New Paper Analyzes RAD’s Long-Term Affordability Provisions

The National Housing Law Project (NHLP) prepared a memorandum that reviews and analyzes the long-term affordability provisions of the Rental Assistance Demonstration (RAD). Although the statute authorizing RAD clearly intended for public housing units to remain affordable after converting to Section 8 rental assistance, NHLP indicates that there are two significant risks to long-term affordability. One is the danger of Congress failing to appropriate sufficient Section 8 funds. The other risk is that a Housing Assistance Payment (HAP) contract is terminated due to foreclosure or the owner’s breach of contract.

RAD is intended to preserve and improve low income housing by enabling public housing agencies (PHAs) to leverage Section 8 rental assistance contracts to raise private debt and equity for capital improvements. RAD has two components. The first allows up to 185,000 public housing units to be converted from their existing public housing assistance to project-based Housing Choice Vouchers (PBVs) or to Section 8 project-based rental assistance (PBRA) by September 30, 2018.

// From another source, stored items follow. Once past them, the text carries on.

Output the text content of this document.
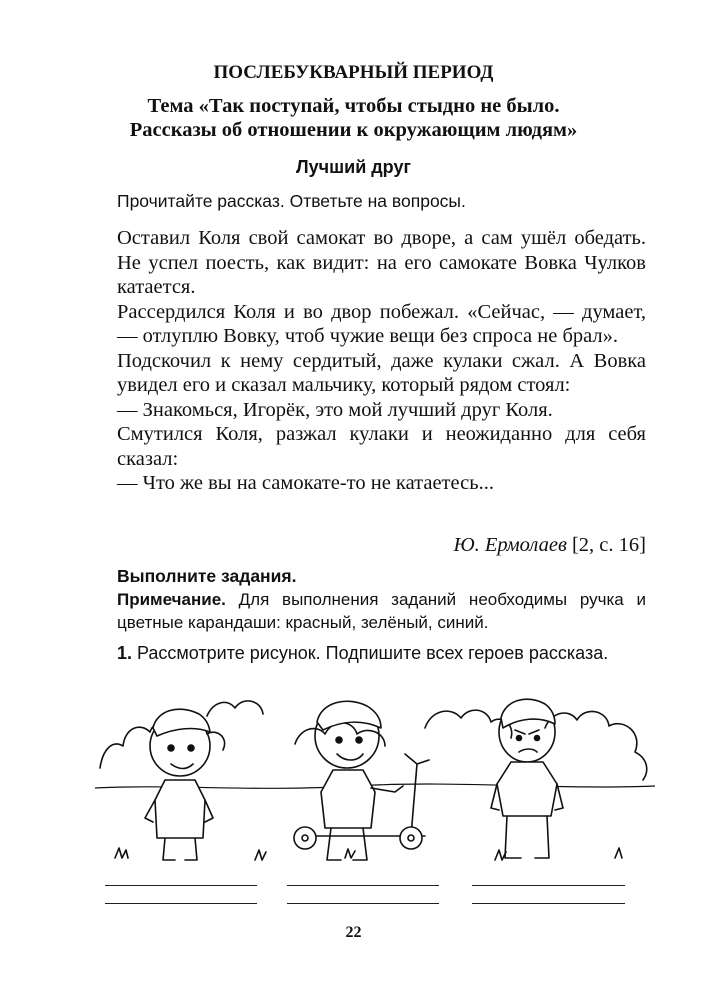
ПОСЛЕБУКВАРНЫЙ ПЕРИОД
Тема «Так поступай, чтобы стыдно не было.
Рассказы об отношении к окружающим людям»
Лучший друг
Прочитайте рассказ. Ответьте на вопросы.

Оставил Коля свой самокат во дворе, а сам ушёл обедать. Не успел поесть, как видит: на его самокате Вовка Чулков катается.

Рассердился Коля и во двор побежал. «Сейчас, — думает, — отлуплю Вовку, чтоб чужие вещи без спроса не брал».

Подскочил к нему сердитый, даже кулаки сжал. А Вовка увидел его и сказал мальчику, который рядом стоял:

— Знакомься, Игорёк, это мой лучший друг Коля.

Смутился Коля, разжал кулаки и неожиданно для себя сказал:

— Что же вы на самокате-то не катаетесь...

Ю. Ермолаев [2, с. 16]
Выполните задания.
Примечание. Для выполнения заданий необходимы ручка и цветные карандаши: красный, зелёный, синий.
1. Рассмотрите рисунок. Подпишите всех героев рассказа.
22
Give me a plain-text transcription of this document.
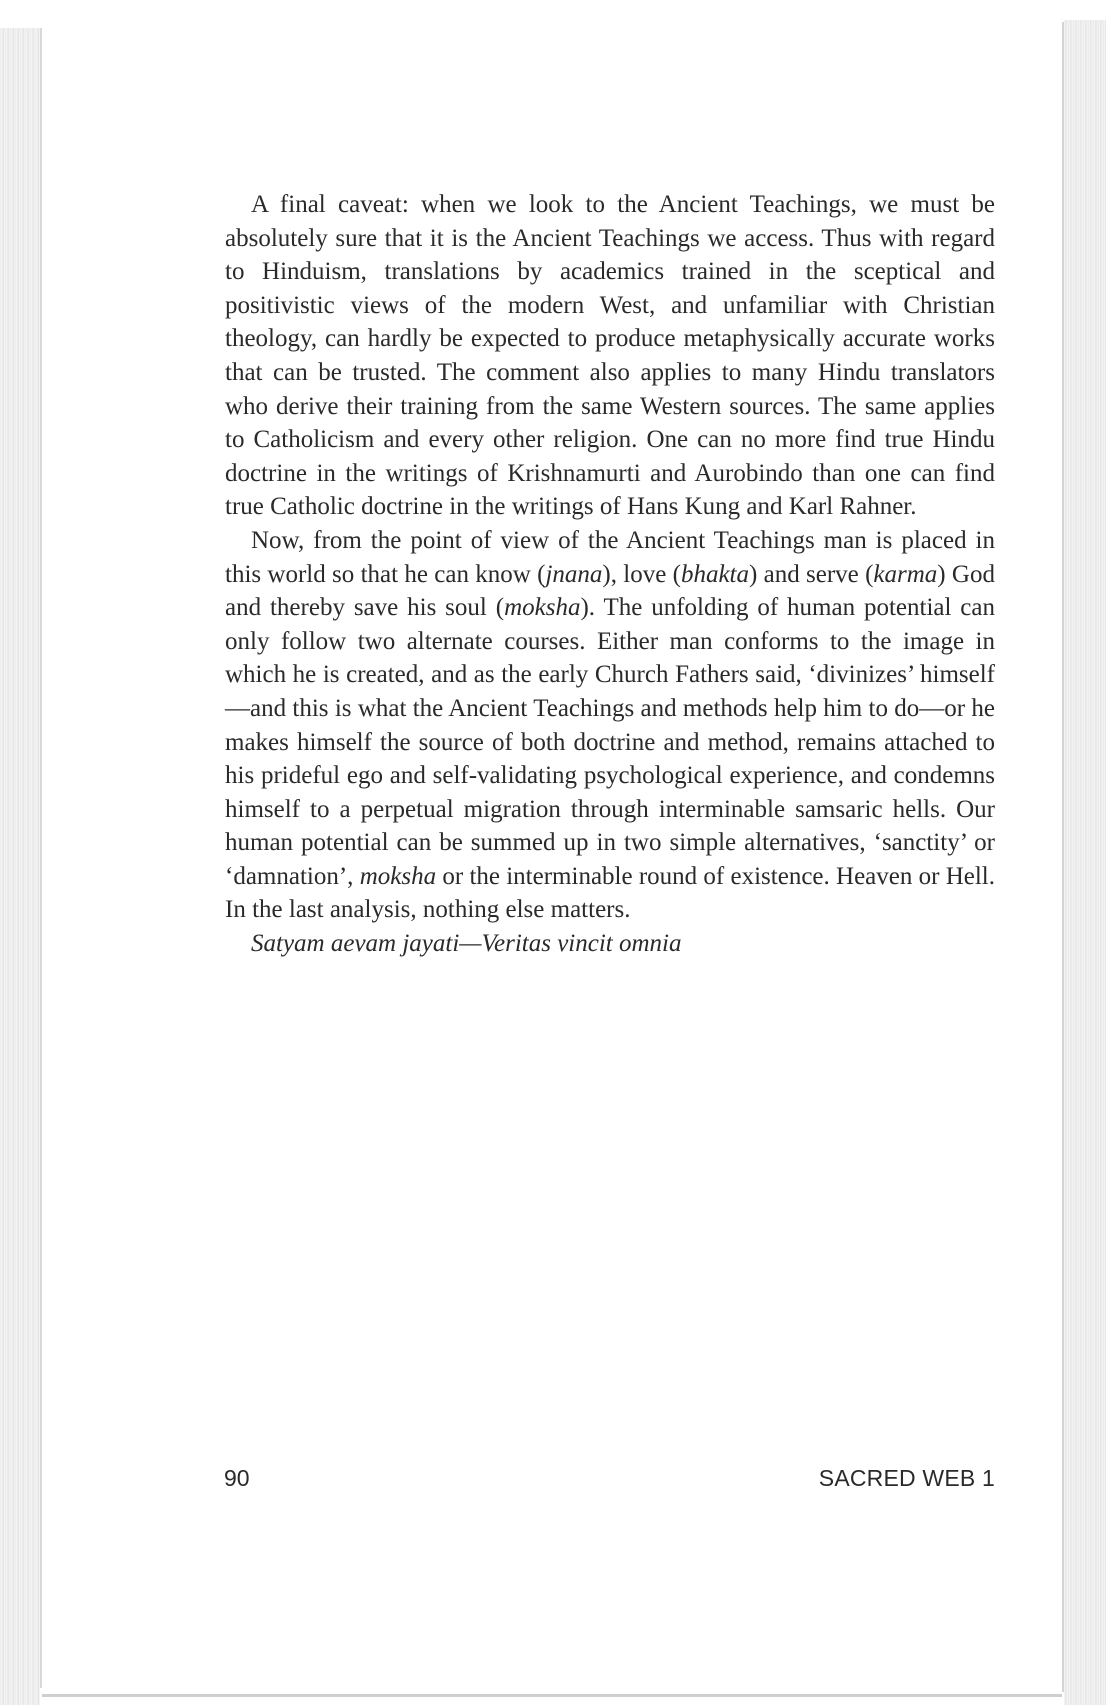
A final caveat: when we look to the Ancient Teachings, we must be absolutely sure that it is the Ancient Teachings we access. Thus with regard to Hinduism, translations by academics trained in the sceptical and positivistic views of the modern West, and unfamiliar with Christian theology, can hardly be expected to produce metaphysically accurate works that can be trusted. The comment also applies to many Hindu translators who derive their training from the same Western sources. The same applies to Catholicism and every other religion. One can no more find true Hindu doctrine in the writings of Krishnamurti and Aurobindo than one can find true Catholic doctrine in the writings of Hans Kung and Karl Rahner.

Now, from the point of view of the Ancient Teachings man is placed in this world so that he can know (jnana), love (bhakta) and serve (karma) God and thereby save his soul (moksha). The unfolding of human potential can only follow two alternate courses. Either man conforms to the image in which he is created, and as the early Church Fathers said, ‘divinizes’ himself—and this is what the Ancient Teachings and methods help him to do—or he makes himself the source of both doctrine and method, remains attached to his prideful ego and self-validating psychological experience, and condemns himself to a perpetual migration through interminable samsaric hells. Our human potential can be summed up in two simple alternatives, ‘sanctity’ or ‘damnation’, moksha or the interminable round of existence. Heaven or Hell. In the last analysis, nothing else matters.

Satyam aevam jayati—Veritas vincit omnia

90	SACRED WEB 1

The second component allows private properties assisted through the Rent Supplement (Rent Supp), Rental Assistance Program (RAP), and Moderate Rehabilitation (Mod Rehab) programs to convert an unlimited number of Tenant Protection Vouchers (TPVs) to PBRA, or as of the FY15 Appropriations Act, to PBVs. In addition, the FY15 Appropriations Act allows Mod Rehab Single-Room Occupancy (SRO) properties funded under the McKinney-Vento Homeless Assistance Act to convert to PBV or PBRA.

NHLP’s memorandum focuses on public housing RAD conversions. It lists five key RAD documents that contain long-term affordability protections for converted projects and the tenants living in them. They are the statute, Notice PIH-2012-32 REV-2, the RAD Use Agreement (Form 52625), the Housing Assistance Payments Contract for Project-Based Section 8 (Forms 52620 and 52618), and the RAD Rider to the Section 8 Project-based Voucher Assistance Contract (Form 52621). The memorandum states that the Use Agreement between the owner and HUD and the HAP contract are the two primary mechanisms for implementing the long-term affordability requirements. The memorandum describes each.

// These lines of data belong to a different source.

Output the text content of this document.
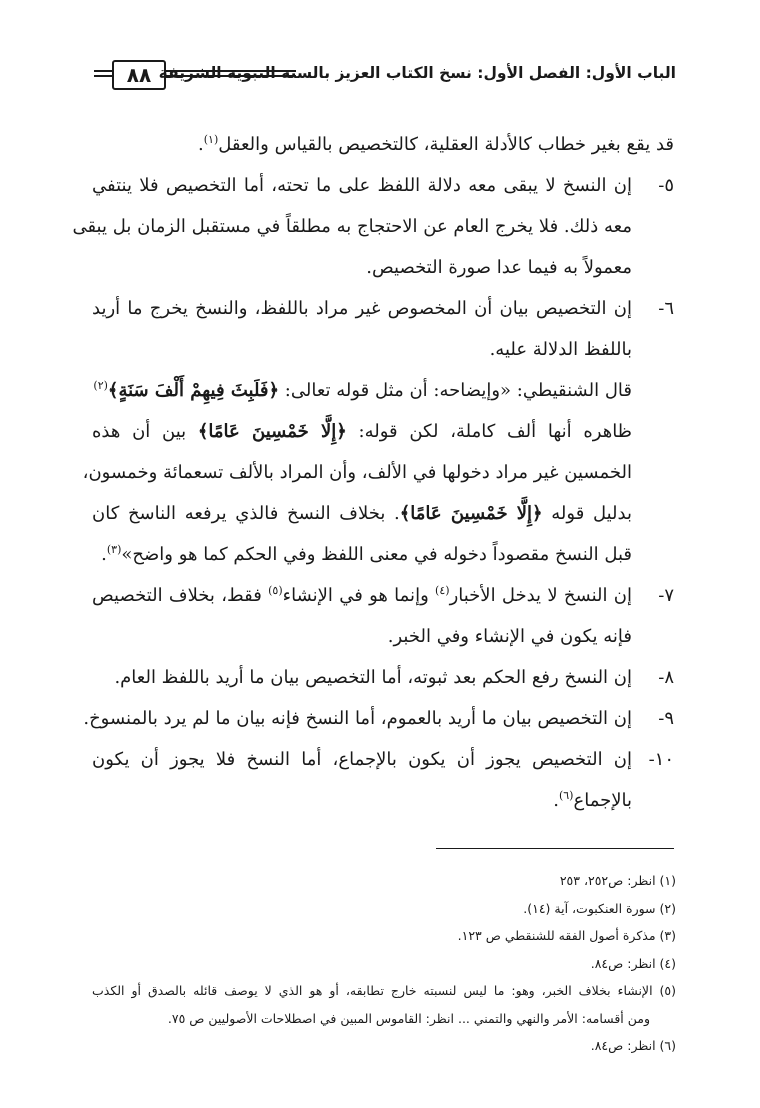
٨٨ الباب الأول: الفصل الأول: نسخ الكتاب العزيز بالسنة النبوية الشريفة
قد يقع بغير خطاب كالأدلة العقلية، كالتخصيص بالقياس والعقل$^{(١)}$.
٥-
إن النسخ لا يبقى معه دلالة اللفظ على ما تحته، أما التخصيص فلا ينتفي
معه ذلك. فلا يخرج العام عن الاحتجاج به مطلقاً في مستقبل الزمان بل يبقى
معمولاً به فيما عدا صورة التخصيص.
٦-
إن التخصيص بيان أن المخصوص غير مراد باللفظ، والنسخ يخرج ما أريد
باللفظ الدلالة عليه.
قال الشنقيطي: «وإيضاحه: أن مثل قوله تعالى: ﴿فَلَبِثَ فِيهِمْ أَلْفَ سَنَةٍ﴾$^{(٢)}$
ظاهره أنها ألف كاملة، لكن قوله: ﴿إِلَّا خَمْسِينَ عَامًا﴾ بين أن هذه
الخمسين غير مراد دخولها في الألف، وأن المراد بالألف تسعمائة وخمسون،
بدليل قوله ﴿إِلَّا خَمْسِينَ عَامًا﴾. بخلاف النسخ فالذي يرفعه الناسخ كان
قبل النسخ مقصوداً دخوله في معنى اللفظ وفي الحكم كما هو واضح»$^{(٣)}$.
٧-
إن النسخ لا يدخل الأخبار$^{(٤)}$ وإنما هو في الإنشاء$^{(٥)}$ فقط، بخلاف التخصيص
فإنه يكون في الإنشاء وفي الخبر.
٨-
إن النسخ رفع الحكم بعد ثبوته، أما التخصيص بيان ما أريد باللفظ العام.
٩-
إن التخصيص بيان ما أريد بالعموم، أما النسخ فإنه بيان ما لم يرد بالمنسوخ.
١٠-
إن التخصيص يجوز أن يكون بالإجماع، أما النسخ فلا يجوز أن يكون
بالإجماع$^{(٦)}$.
(١) انظر: ص٢٥٢، ٢٥٣
(٢) سورة العنكبوت، آية (١٤).
(٣) مذكرة أصول الفقه للشنقطي ص ١٢٣.
(٤) انظر: ص٨٤.
(٥) الإنشاء بخلاف الخبر، وهو: ما ليس لنسبته خارج تطابقه، أو هو الذي لا يوصف قائله بالصدق أو الكذب
ومن أقسامه: الأمر والنهي والتمني ... انظر: القاموس المبين في اصطلاحات الأصوليين ص ٧٥.
(٦) انظر: ص٨٤.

HUD is required to offer to renew PBV or PBRA contracts when they expire after 15 or 20 years, and that the owner is required to renew contracts. In addition, converted public housing developments must be owned by a public entity or a nonprofit. However, a for-profit entity may own a development if RAD conversion involves use of Low Income Housing Tax Credits, but only if the PHA retains a strong interest in the property.

NHLP stresses that these protections are not absolute guarantees. Affordability could be compromised if Congress fails to provide adequate Section 8 funding, or if HUD terminates a HAP contract due to an owner’s breach of contract. The memorandum focuses the latter. If an owner defaults on a contract, HUD may transfer the HAP contract, along with the Use Agreement, to another entity for use at another property, or HUD may terminate the HAP contract. When the HAP contract is terminated, new owners are subject only to the Use Agreement’s default affordability requirements, which only require rents be no greater than 30% of 80% of the area median income, a rent level that few residents of RAD-converted public housing units could afford. NLIHC identified this problem with the proposed RAD Notice (see Memo, 4/27/12).

Finally, NHLP points out that while most public housing tenants whose homes convert to PBV or PBRA under RAD will continue to pay 30% of their adjusted income for rent, some may experience different rent levels as a result of a change in utility allowance for tenant-paid utilities. Some residents who live at tenant-metered public housing properties will experience a change from the public housing utility allowance level to the utility allowance levels used for PBV or PBRA properties. In some instances, a public housing development that has an owner-paid master-meter utility system may switch to a tenant-meter system as a result of RAD-financed substantial rehabilitation or new construction, which could lead to tenants paying more for rent, even with a utility allowance.